How could I test this theory? Most experiments on evolution were flawed because they were in oversimplified laboratory conditions, such as two beetles and a stick in a tank. What we needed was a big natural experiment, and what better experiment than the history of life itself. Unavailable to Darwin, the fossil record of the last 500m years would provide the perfect test. Could we derive a model, based only on thermodynamics, that could account for the changes in diversification over this period, without the need to reference natural selection? A model was developed, based on the theory which predicted the fossil record of diversification over 500 million years. It was a highly significant fit to the fossil record, with a 1 in 1000 probability of being wrong. The first journal to consider it had to issue an apology when a reviewer attacked me for my arrogance in challenging Darwin, while another said that if I removed any negative mention on natural selection and re-wrote the paper within the confines of Darwinian theory, it could be accepted. I refused to do this and submitted it to a physics journal, Entropy. After peer review by three reviewers, it was accepted and published.
So that is the abbreviated tale behind this paper. It’s been a very crazy ride, shocking at times. In 1616 the Inquisition declared heliocentrism to be formally heretical. However I didn’t expect to be banned from teaching on evolution because of my work in a British University in the 21st Century!
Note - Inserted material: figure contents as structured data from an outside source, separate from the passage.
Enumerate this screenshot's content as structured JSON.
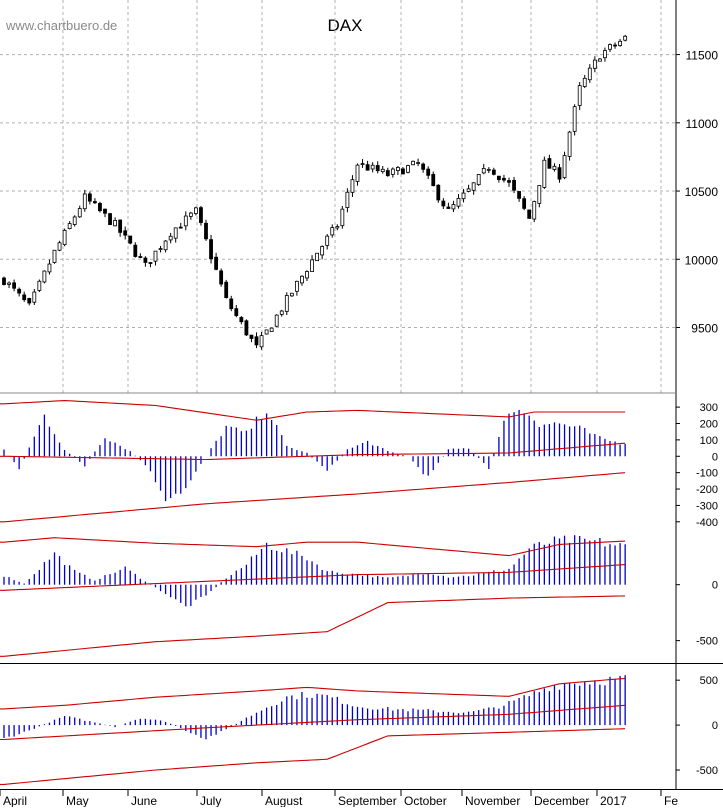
{
  "watermark": "www.chartbuero.de",
  "colors": {
    "candle": "#000000",
    "bars": "#0000cc",
    "bands": "#cc0000",
    "grid": "#b0b0b0",
    "separator": "#000000"
  },
  "chart_data": [
    {
      "type": "candlestick",
      "title": "DAX",
      "y_ticks": [
        9500,
        10000,
        10500,
        11000,
        11500
      ],
      "ylim": [
        9020,
        11900
      ],
      "grid": true,
      "x_labels": [
        "April",
        "May",
        "June",
        "July",
        "August",
        "September",
        "October",
        "November",
        "December",
        "2017",
        "Fe"
      ],
      "close_profile": {
        "x": [
          0,
          5,
          10,
          16,
          22,
          28,
          33,
          38,
          44,
          50,
          56,
          62,
          66,
          70,
          76,
          82,
          88,
          92,
          96,
          100,
          104,
          107,
          110,
          114,
          118,
          123
        ],
        "y": [
          9850,
          9650,
          10050,
          10450,
          10250,
          9950,
          10200,
          10350,
          9700,
          9350,
          9700,
          10050,
          10250,
          10700,
          10620,
          10700,
          10350,
          10500,
          10680,
          10550,
          10300,
          10700,
          10620,
          11250,
          11500,
          11620
        ]
      }
    },
    {
      "type": "bar",
      "name": "oscillator-1",
      "y_ticks": [
        300,
        200,
        100,
        0,
        -100,
        -200,
        -300,
        -400
      ],
      "ylim": [
        -450,
        380
      ],
      "grid": false,
      "profile": {
        "x": [
          0,
          3,
          8,
          12,
          16,
          20,
          25,
          28,
          32,
          36,
          40,
          44,
          48,
          52,
          56,
          60,
          64,
          68,
          72,
          76,
          80,
          84,
          88,
          92,
          96,
          100,
          104,
          106,
          110,
          114,
          118,
          122,
          123
        ],
        "y": [
          40,
          -80,
          250,
          40,
          -60,
          120,
          30,
          -50,
          -250,
          -200,
          0,
          180,
          140,
          290,
          60,
          20,
          -90,
          40,
          90,
          30,
          0,
          -130,
          40,
          50,
          -70,
          290,
          260,
          200,
          200,
          170,
          110,
          80,
          80
        ]
      },
      "upper_band": {
        "x": [
          0,
          12,
          30,
          50,
          60,
          70,
          100,
          105,
          123
        ],
        "y": [
          320,
          340,
          310,
          220,
          270,
          280,
          240,
          270,
          270
        ]
      },
      "mid_band": {
        "x": [
          0,
          40,
          70,
          100,
          123
        ],
        "y": [
          0,
          -20,
          10,
          20,
          80
        ]
      },
      "lower_band": {
        "x": [
          0,
          40,
          70,
          100,
          123
        ],
        "y": [
          -400,
          -290,
          -230,
          -160,
          -100
        ]
      }
    },
    {
      "type": "bar",
      "name": "oscillator-2",
      "y_ticks": [
        0,
        -500
      ],
      "ylim": [
        -700,
        480
      ],
      "grid": false,
      "profile": {
        "x": [
          0,
          4,
          10,
          14,
          18,
          24,
          28,
          32,
          36,
          40,
          44,
          48,
          52,
          56,
          60,
          64,
          70,
          76,
          80,
          84,
          88,
          92,
          96,
          100,
          104,
          108,
          112,
          118,
          123
        ],
        "y": [
          80,
          10,
          280,
          120,
          40,
          150,
          30,
          -80,
          -200,
          -100,
          60,
          180,
          360,
          300,
          240,
          120,
          90,
          60,
          80,
          110,
          70,
          80,
          110,
          140,
          320,
          380,
          400,
          380,
          340
        ]
      },
      "upper_band": {
        "x": [
          0,
          10,
          30,
          50,
          60,
          70,
          100,
          110,
          123
        ],
        "y": [
          380,
          420,
          370,
          340,
          380,
          380,
          260,
          360,
          390
        ]
      },
      "mid_band": {
        "x": [
          0,
          40,
          70,
          100,
          123
        ],
        "y": [
          -50,
          30,
          90,
          110,
          180
        ]
      },
      "lower_band": {
        "x": [
          0,
          30,
          50,
          64,
          76,
          100,
          123
        ],
        "y": [
          -640,
          -510,
          -460,
          -420,
          -160,
          -120,
          -100
        ]
      }
    },
    {
      "type": "bar",
      "name": "oscillator-3",
      "y_ticks": [
        500,
        0,
        -500
      ],
      "ylim": [
        -700,
        680
      ],
      "grid": false,
      "profile": {
        "x": [
          0,
          5,
          12,
          18,
          22,
          27,
          32,
          36,
          40,
          44,
          48,
          52,
          56,
          60,
          64,
          70,
          76,
          80,
          84,
          88,
          92,
          96,
          100,
          104,
          108,
          112,
          118,
          123
        ],
        "y": [
          -150,
          -60,
          100,
          30,
          -20,
          80,
          40,
          -60,
          -150,
          -50,
          80,
          200,
          310,
          340,
          320,
          210,
          180,
          170,
          160,
          150,
          140,
          180,
          240,
          330,
          430,
          470,
          500,
          510
        ]
      },
      "upper_band": {
        "x": [
          0,
          12,
          30,
          50,
          60,
          70,
          100,
          110,
          123
        ],
        "y": [
          180,
          220,
          310,
          380,
          420,
          380,
          320,
          460,
          520
        ]
      },
      "mid_band": {
        "x": [
          0,
          40,
          70,
          100,
          123
        ],
        "y": [
          -160,
          -30,
          60,
          120,
          220
        ]
      },
      "lower_band": {
        "x": [
          0,
          30,
          50,
          64,
          76,
          100,
          123
        ],
        "y": [
          -660,
          -500,
          -420,
          -380,
          -120,
          -80,
          -40
        ]
      }
    }
  ]
}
I was so innocent in thinking that people would embrace this new thinking, based on a solid foundation of peer-reviewed literature, as scientific progress, but instead met a wall, blocking the very consideration of it, and pressurizing me to drop the idea. I realized that although science claims to be all about challenging ideas and testing new theories, you aren’t allowed to do this sometimes. But I also realized that the University couldn’t stop me leaving. A lesson to share with you all is to keep going, believe in yourself and focus on your efforts. No doubt, many battles lie ahead, but at least I am not being burnt at a stake or having to recant my theories under threat of death. The flat earthers and geocentrics may fight on, but we know the earth is round and rotates around the sun.